Deadlines are approaching.
The regular election is August 2nd, and you have to register by next Tuesday to be eligible to vote.
At least 1,200 people have already done that.
They will need patience.
“It’s a big primary ballot,” says Shelby County Election Supervisor Linda Phillips, “… but there’s a Shelby County referendum question that is kind of complicated, so I am hoping people have read it before they get to the voting machines, so they will know what they are voting on.”
She’s not joking.

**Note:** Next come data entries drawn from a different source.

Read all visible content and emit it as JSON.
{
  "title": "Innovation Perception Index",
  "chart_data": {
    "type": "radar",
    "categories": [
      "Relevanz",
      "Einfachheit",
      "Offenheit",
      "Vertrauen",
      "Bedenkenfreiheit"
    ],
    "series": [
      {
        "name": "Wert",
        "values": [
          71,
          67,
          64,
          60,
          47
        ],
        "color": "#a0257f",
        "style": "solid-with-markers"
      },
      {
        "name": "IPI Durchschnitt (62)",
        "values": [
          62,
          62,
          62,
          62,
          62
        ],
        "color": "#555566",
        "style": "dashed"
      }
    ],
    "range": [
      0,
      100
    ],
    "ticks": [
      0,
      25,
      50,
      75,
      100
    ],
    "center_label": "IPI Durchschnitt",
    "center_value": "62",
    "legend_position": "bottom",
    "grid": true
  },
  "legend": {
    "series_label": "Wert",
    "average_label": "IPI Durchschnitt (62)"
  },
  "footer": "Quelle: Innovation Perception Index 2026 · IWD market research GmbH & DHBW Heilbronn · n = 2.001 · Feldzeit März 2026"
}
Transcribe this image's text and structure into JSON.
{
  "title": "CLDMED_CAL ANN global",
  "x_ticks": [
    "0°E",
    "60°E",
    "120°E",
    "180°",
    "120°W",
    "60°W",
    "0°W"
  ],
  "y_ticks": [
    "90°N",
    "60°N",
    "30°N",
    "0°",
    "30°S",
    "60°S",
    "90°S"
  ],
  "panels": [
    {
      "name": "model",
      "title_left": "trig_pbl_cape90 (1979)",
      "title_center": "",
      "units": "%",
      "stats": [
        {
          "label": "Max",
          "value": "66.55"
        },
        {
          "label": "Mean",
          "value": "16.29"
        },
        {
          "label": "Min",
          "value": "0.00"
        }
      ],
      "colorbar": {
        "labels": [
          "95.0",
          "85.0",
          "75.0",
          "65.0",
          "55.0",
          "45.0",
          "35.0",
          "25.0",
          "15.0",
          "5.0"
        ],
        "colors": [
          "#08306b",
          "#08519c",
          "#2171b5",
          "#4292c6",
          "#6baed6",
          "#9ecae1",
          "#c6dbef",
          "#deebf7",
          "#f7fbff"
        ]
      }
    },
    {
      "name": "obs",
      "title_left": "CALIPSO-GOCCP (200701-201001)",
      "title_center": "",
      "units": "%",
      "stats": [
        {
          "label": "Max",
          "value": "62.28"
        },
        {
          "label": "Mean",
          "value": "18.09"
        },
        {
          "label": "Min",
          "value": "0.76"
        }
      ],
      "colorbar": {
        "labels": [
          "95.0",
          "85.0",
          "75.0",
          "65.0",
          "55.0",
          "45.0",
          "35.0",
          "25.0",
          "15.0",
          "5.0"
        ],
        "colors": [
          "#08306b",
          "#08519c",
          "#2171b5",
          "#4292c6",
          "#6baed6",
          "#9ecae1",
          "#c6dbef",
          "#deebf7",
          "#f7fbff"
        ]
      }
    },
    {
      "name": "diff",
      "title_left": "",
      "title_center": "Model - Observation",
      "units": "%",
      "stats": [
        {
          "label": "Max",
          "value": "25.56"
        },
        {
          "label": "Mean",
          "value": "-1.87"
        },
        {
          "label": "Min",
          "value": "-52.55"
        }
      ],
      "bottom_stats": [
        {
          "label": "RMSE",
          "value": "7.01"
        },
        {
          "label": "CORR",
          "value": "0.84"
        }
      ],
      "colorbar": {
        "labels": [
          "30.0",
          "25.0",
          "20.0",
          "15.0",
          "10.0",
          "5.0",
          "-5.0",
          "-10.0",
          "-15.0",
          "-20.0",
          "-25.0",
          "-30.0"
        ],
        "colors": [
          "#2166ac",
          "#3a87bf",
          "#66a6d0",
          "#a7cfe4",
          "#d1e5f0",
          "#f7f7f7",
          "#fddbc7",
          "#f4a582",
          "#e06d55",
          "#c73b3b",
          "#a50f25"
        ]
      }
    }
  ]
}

It is complicated.
According to Phillips, “It is the question that the Shelby County Commission wanted placed on the ballot about whether or not salaries should, for charter or elected offices, be tied to state law.”
If you can get by that, on July 11th, you folks will get a chance to inspect the voting machines.

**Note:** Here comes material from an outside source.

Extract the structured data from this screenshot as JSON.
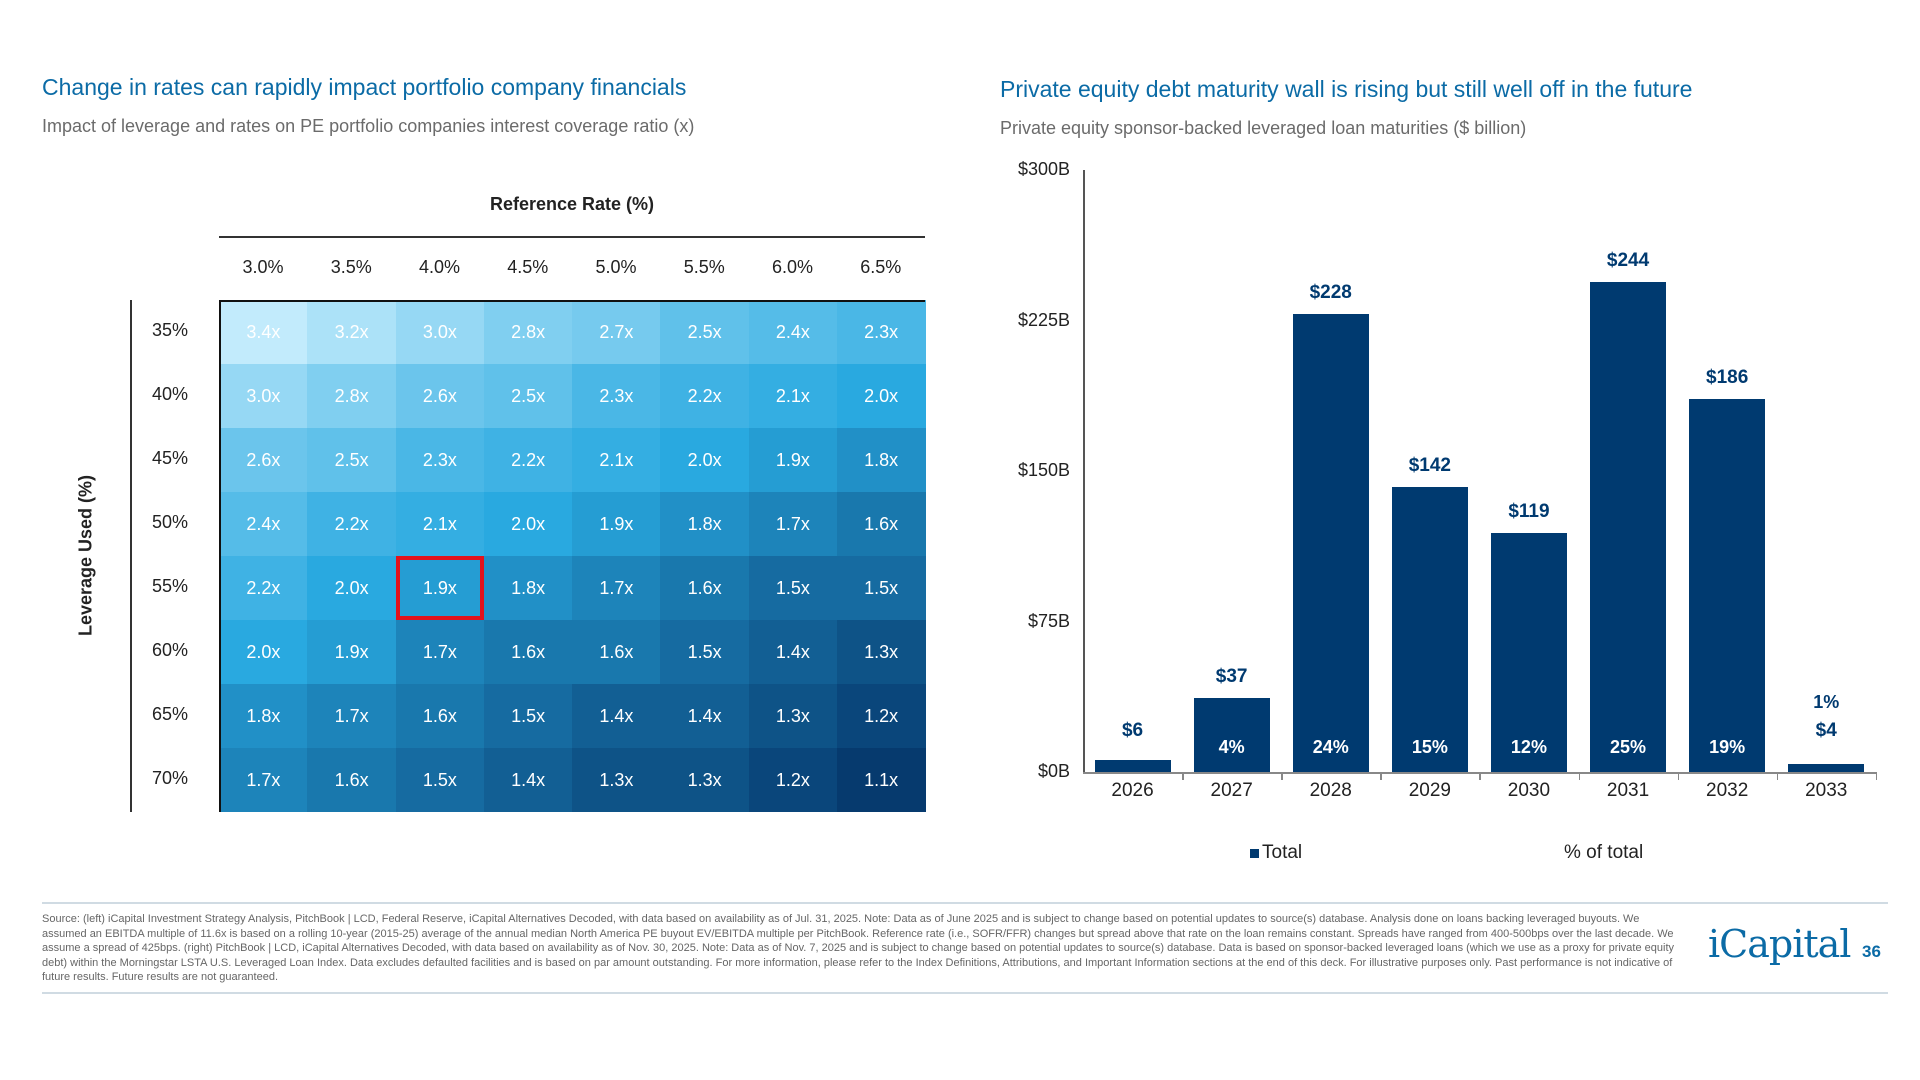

One reason is, it’s state law.
Phillips has another reason. “I want people to come see the machines and see that they have no votes on them,” she says.
Shelby County elections officials still have credibility problems.
They date back decades, even before officials miraculously found a box of about 130 lost votes that resulted in Willie Herenton becoming the first African-American mayor in Memphis history.
It is why they work hard to get enough poll workers to do the job.
The pay is $190.
“We always have difficult challenges finding Republicans who will come into Memphis precincts,” Phillips says. “We have plenty of Democratic poll workers. We are desperately looking for Republicans.”